What Makes a Finite Network High Dimensional:
Erdos-Renyi Scaling for Finite Graphs
Christian Borgs, Microsoft Theory
Research
November 7, 2003, Wean 7220, 3:30
Abstract:
Many models of practical relevance, like faulty wireless
networks, are
well described by random subgraphs of finite graphs, or,
more
probabilistically,
by percolation on finite graphs. For both theoretical and
practical
reasons,
one of the most interesting properties of these models is
the behavior
of the
largest connected component as the underlying edge density
is varied.
While the behavior of the largest component is well
understood for the
complete
graph, which was first systematically studied by Erdos and
Renyi in
1963,
not much was known for general finite graphs.

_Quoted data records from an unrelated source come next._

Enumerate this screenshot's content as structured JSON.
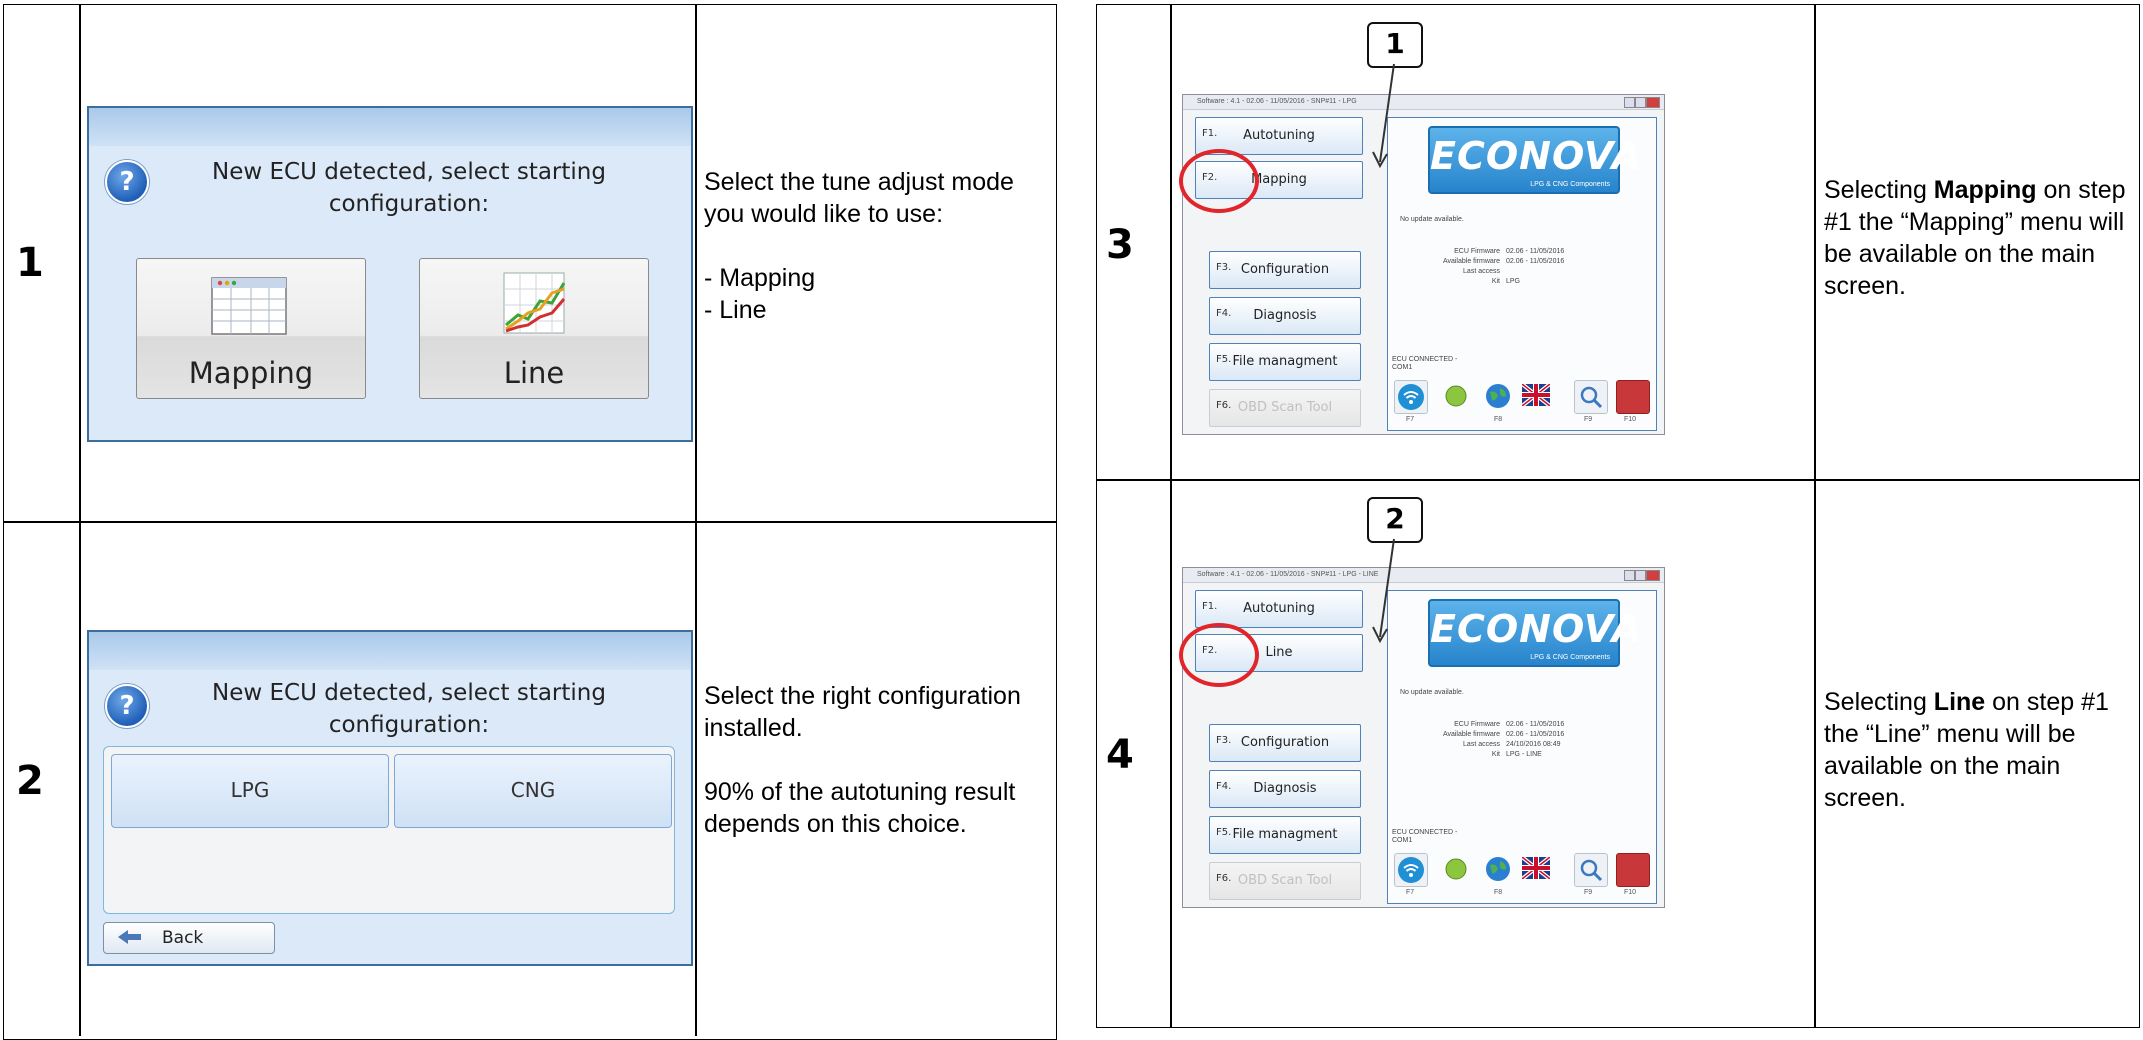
{
  "left_table": {
    "rows": [
      {
        "step": "1",
        "dialog": {
          "help_icon": "question-icon",
          "title": "New ECU detected, select starting\nconfiguration:",
          "buttons": [
            "Mapping",
            "Line"
          ]
        },
        "description": "Select the tune adjust mode you would like to use:\n\n- Mapping\n- Line"
      },
      {
        "step": "2",
        "dialog": {
          "help_icon": "question-icon",
          "title": "New ECU detected, select starting\nconfiguration:",
          "buttons": [
            "LPG",
            "CNG"
          ],
          "back": "Back"
        },
        "description": "Select the right configuration installed.\n\n90% of the autotuning result depends on this choice."
      }
    ]
  },
  "right_table": {
    "rows": [
      {
        "step": "3",
        "callout": "1",
        "app": {
          "title": "Software : 4.1 - 02.06 - 11/05/2016 - SNP#11 - LPG",
          "fbuttons": [
            {
              "key": "F1.",
              "label": "Autotuning"
            },
            {
              "key": "F2.",
              "label": "Mapping"
            },
            {
              "key": "F3.",
              "label": "Configuration"
            },
            {
              "key": "F4.",
              "label": "Diagnosis"
            },
            {
              "key": "F5.",
              "label": "File managment"
            },
            {
              "key": "F6.",
              "label": "OBD Scan Tool"
            }
          ],
          "logo": "ECONOVA",
          "logo_sub": "LPG & CNG Components",
          "update": "No update available.",
          "info": [
            {
              "k": "ECU Firmware",
              "v": "02.06 - 11/05/2016"
            },
            {
              "k": "Available firmware",
              "v": "02.06 - 11/05/2016"
            },
            {
              "k": "Last access",
              "v": ""
            },
            {
              "k": "Kit",
              "v": "LPG"
            }
          ],
          "status": "ECU   CONNECTED   -",
          "com": "COM1",
          "fkeys": [
            "F7",
            "F8",
            "F9",
            "F10"
          ]
        },
        "description_pre": "Selecting ",
        "description_bold": "Mapping",
        "description_post": " on step #1 the “Mapping” menu will be available on the main screen."
      },
      {
        "step": "4",
        "callout": "2",
        "app": {
          "title": "Software : 4.1 - 02.06 - 11/05/2016 - SNP#11 - LPG - LINE",
          "fbuttons": [
            {
              "key": "F1.",
              "label": "Autotuning"
            },
            {
              "key": "F2.",
              "label": "Line"
            },
            {
              "key": "F3.",
              "label": "Configuration"
            },
            {
              "key": "F4.",
              "label": "Diagnosis"
            },
            {
              "key": "F5.",
              "label": "File managment"
            },
            {
              "key": "F6.",
              "label": "OBD Scan Tool"
            }
          ],
          "logo": "ECONOVA",
          "logo_sub": "LPG & CNG Components",
          "update": "No update available.",
          "info": [
            {
              "k": "ECU Firmware",
              "v": "02.06 - 11/05/2016"
            },
            {
              "k": "Available firmware",
              "v": "02.06 - 11/05/2016"
            },
            {
              "k": "Last access",
              "v": "24/10/2016 08:49"
            },
            {
              "k": "Kit",
              "v": "LPG - LINE"
            }
          ],
          "status": "ECU   CONNECTED   -",
          "com": "COM1",
          "fkeys": [
            "F7",
            "F8",
            "F9",
            "F10"
          ]
        },
        "description_pre": "Selecting ",
        "description_bold": "Line",
        "description_post": " on step #1 the “Line” menu will be available on the main screen."
      }
    ]
  }
}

In the work presented in this talk we formulate a sufficient
condition
under
which transitive graphs on N vertices exhibit the same
scaling behavior
as
the complete graph, i.e. a scaling window of width N^{-1/3}
in which the
size of the largest component is of order N^{2/3}. Our
condition is
related to a well known condition in percolation theory on
infinite
graphs,
where it characterizes high dimensionality.
This work is in collaboration with Jennifer
Chayes, Gordon Slade, Joel Spencer and Remco van der Hofstad.